Rock’s most notorious prankster has struck again. On July 19th (my birthday) anybody who bought a vinyl album at the Third Man store received a free gift with purchase: a vinyl record in a plain white sleeve, bearing the words “No Name” with song titles as “Side One, Track One”, “Side One, Track Two”, etc. There was no other information, but there was a picture of the record on Third Man’s Instagram page with the command to “rip it.” Copies of the album immediately began appearing on YouTube as the lucky owners realized that they were holding a brand new, unannounced, Jack White album. A week later the album appeared, with song titles and the official name of No Name, only on streaming services…quite a switch from the current king of vinyl who has a somewhat undeserved reputation as being a Luddite.
White’s recent solo releases have leaned towards heavier, bordering on industrial, music, as if you were hearing the White Stripes playing Nine Inch Nails. The creative misfire, 2018’s Boarding House Reach, was both the zenith of this style and the nadir of his career. Noisy, harsh, and largely tuneless, Reach set the tone for 2022’s Fear of the Dawn, which was just as noisy and harsh but had a few more tunes.
Dawn was the first half of a musical diptych, followed only a few months later by Entering Heaven Alive, a beautifully paced collection of acoustic-tinged ballads and mid-tempo songs that was White’s best album since the magnificent Blunderbuss, his initial foray into solo work. Now, two years later, comes No Name, an album that received no hype whatsoever. There was no marketing, and no physical release at all until earlier this month. There have been no videos. News of the album was strictly word of mouth. Many fans, not knowing what they had in their possession, probably assumed the album was a throwaway.
It wasn’t.
No Name eclipses Entering Heaven Alive as the best Jack White solo album since Blunderbuss. In many ways, it harkens back to the White Stripes of Elephant and Icky Thump. This is the most minimalist album White has done since the Stripes. Most songs feature just three musicians. Only one song (“That’s How I’m Feeling”) features a full band of guitar, bass, multiple drummers, and keyboards, but the stars of this show are White and his fellow Raconteur Patrick Keeler on drums. It’s also a family affair with White’s wife, Olivia Jean, playing bass on “Old Scratch Blues” and “That’s How I’m Feeling,” while his teenage daughter Scarlett adds the bottom end to the delightful “Archbishop Harold Holmes” and “Underground.” Perhaps best of all is “Number One With A Bullet” which features just White and Keeler in a tantalizing glimpse of what the White Stripes would have sounded like with a more conventional drummer.

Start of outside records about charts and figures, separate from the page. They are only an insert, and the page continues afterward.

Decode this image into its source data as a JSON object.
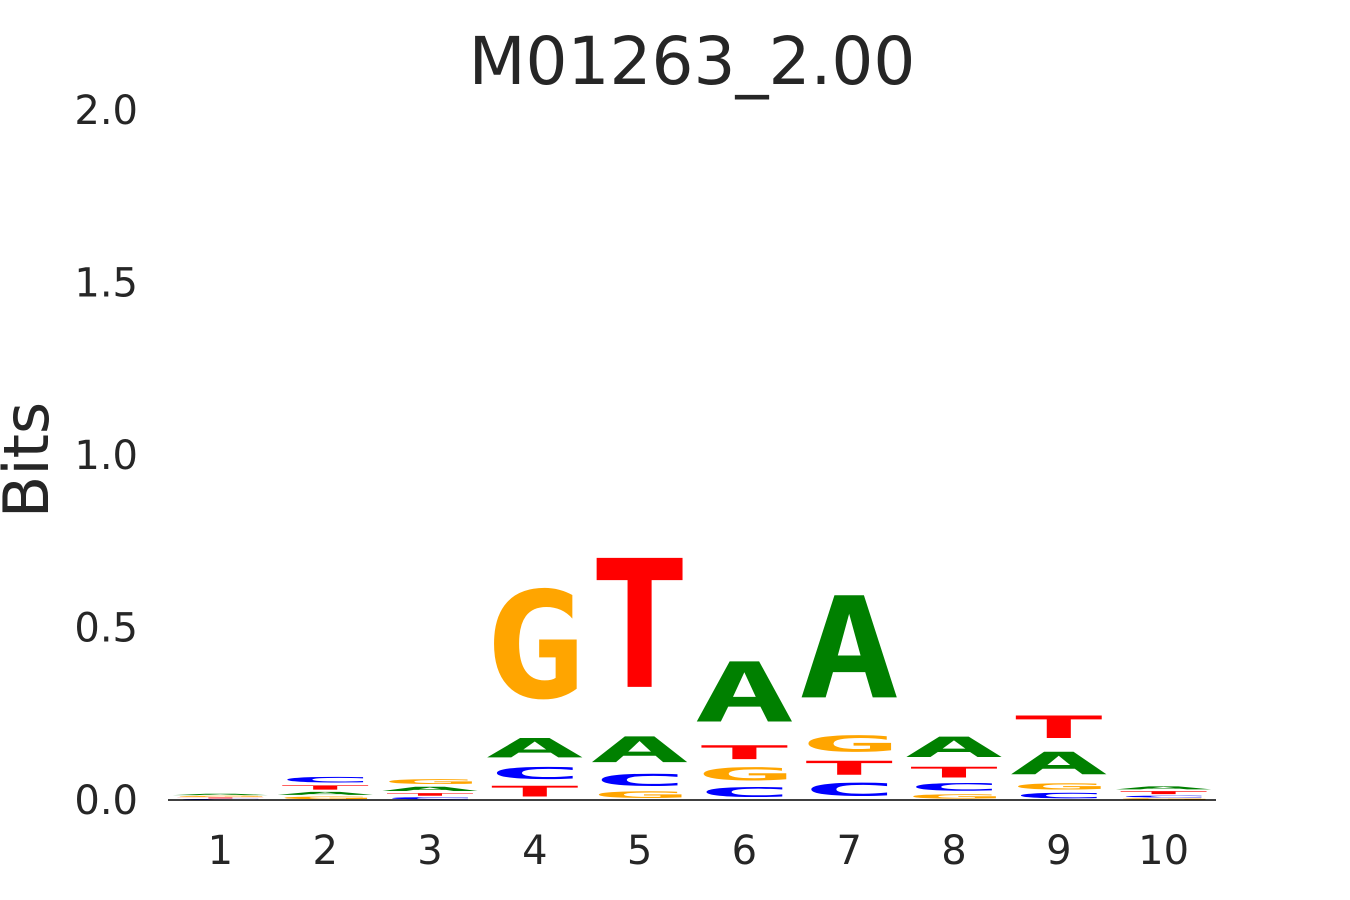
{
  "chart_data": {
    "type": "sequence-logo",
    "title": "M01263_2.00",
    "ylabel": "Bits",
    "xlabel": "",
    "ylim": [
      0,
      2.0
    ],
    "yticks": [
      "0.0",
      "0.5",
      "1.0",
      "1.5",
      "2.0"
    ],
    "grid": false,
    "colors": {
      "A": "#008000",
      "C": "#0000ff",
      "G": "#ffa500",
      "T": "#ff0000"
    },
    "positions": [
      {
        "label": "1",
        "stack": [
          {
            "base": "C",
            "bits": 0.004
          },
          {
            "base": "T",
            "bits": 0.004
          },
          {
            "base": "G",
            "bits": 0.005
          },
          {
            "base": "A",
            "bits": 0.006
          }
        ]
      },
      {
        "label": "2",
        "stack": [
          {
            "base": "G",
            "bits": 0.012
          },
          {
            "base": "A",
            "bits": 0.014
          },
          {
            "base": "T",
            "bits": 0.02
          },
          {
            "base": "C",
            "bits": 0.025
          }
        ]
      },
      {
        "label": "3",
        "stack": [
          {
            "base": "C",
            "bits": 0.01
          },
          {
            "base": "T",
            "bits": 0.012
          },
          {
            "base": "A",
            "bits": 0.02
          },
          {
            "base": "G",
            "bits": 0.022
          }
        ]
      },
      {
        "label": "4",
        "stack": [
          {
            "base": "T",
            "bits": 0.05
          },
          {
            "base": "C",
            "bits": 0.055
          },
          {
            "base": "A",
            "bits": 0.09
          },
          {
            "base": "G",
            "bits": 0.5
          }
        ]
      },
      {
        "label": "5",
        "stack": [
          {
            "base": "G",
            "bits": 0.03
          },
          {
            "base": "C",
            "bits": 0.055
          },
          {
            "base": "A",
            "bits": 0.12
          },
          {
            "base": "T",
            "bits": 0.6
          }
        ]
      },
      {
        "label": "6",
        "stack": [
          {
            "base": "C",
            "bits": 0.045
          },
          {
            "base": "G",
            "bits": 0.06
          },
          {
            "base": "T",
            "bits": 0.065
          },
          {
            "base": "A",
            "bits": 0.28
          }
        ]
      },
      {
        "label": "7",
        "stack": [
          {
            "base": "C",
            "bits": 0.06
          },
          {
            "base": "T",
            "bits": 0.065
          },
          {
            "base": "G",
            "bits": 0.075
          },
          {
            "base": "A",
            "bits": 0.475
          }
        ]
      },
      {
        "label": "8",
        "stack": [
          {
            "base": "G",
            "bits": 0.02
          },
          {
            "base": "C",
            "bits": 0.035
          },
          {
            "base": "T",
            "bits": 0.05
          },
          {
            "base": "A",
            "bits": 0.095
          }
        ]
      },
      {
        "label": "9",
        "stack": [
          {
            "base": "C",
            "bits": 0.025
          },
          {
            "base": "G",
            "bits": 0.028
          },
          {
            "base": "A",
            "bits": 0.105
          },
          {
            "base": "T",
            "bits": 0.105
          }
        ]
      },
      {
        "label": "10",
        "stack": [
          {
            "base": "G",
            "bits": 0.006
          },
          {
            "base": "C",
            "bits": 0.008
          },
          {
            "base": "T",
            "bits": 0.014
          },
          {
            "base": "A",
            "bits": 0.014
          }
        ]
      }
    ]
  }
}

The minimalism extends to the packaging, featuring the same blue-tinted image on both the front and the back cover, a simple black inner sleeve, and a white-on-black lyric sheet. The name of the artist and album appear only on the spine of the album.
This is the hardest rocking album in White’s career. There are no ballads to soften the blows that come fast and furious in the thirteen tracks. Even the songs that start gently explode into a fury before too long. Throughout the album the musicians are in overdrive, from the Stripes-ish mutant blues of “Bless Yourself” to the punky thrash of “Bombing Out” and “Missionary”, which cops the opening riff from the Clash’s “Clash City Rockers.”
White’s sense of humor is also present. “It’s Rough on Rats (If You’re Asking)” mourns the world we’re leaving behind for our furry brethren. “The world is worse than when we found it/It sure must be rough on rats…But I should stop complaining every time it’s raining/’Cause I’m still not food for cats.” Meanwhile, “Archbishop Harold Holmes” takes the form of a letter from the title parson who promises the answers to all life’s questions “If you’ve been crossed up by hoodoo, voodoo/The wizard or the lizard/You got family trouble?/Man trouble?/Woman trouble?” But the solution is a Ponzi scheme, the prosperity gospel that promises wealth if you first give all you’ve got: “By sundown, Monday/You who come will be blessed with the big money blessing/You will be doubted by all the unbelievers/On all the things I’m addressing/But you must tell seven friends/You must first bring seven friends.”
“What’s the rumpus?” White asks before harkening back to his younger days as a musician. “When will the label dump us?/They tried to stump us/What genre will they lump us?” It’s a sincere question coming from a musical iconoclast like Jack White. His music skips merrily from heavy rock to blues to rap to country to bluegrass…sometimes all in the same song (e.g., “Lazaretto”). He’s spent his entire career blurring distinctions between genres while still sounding like himself. From the cheap plastic guitars and red/white/black color scheme of the White Stripes to the suit-wearing, blue-haired troubadour of Entering Heaven Alive, White has remained his own man and has achieved great success by doing things his way. While No Name calls back to his earlier days in terms of sound and distortion, it’s very much the work of a mature artist who, after twenty-five years making music, still has a lot to offer and a lot to prove to himself.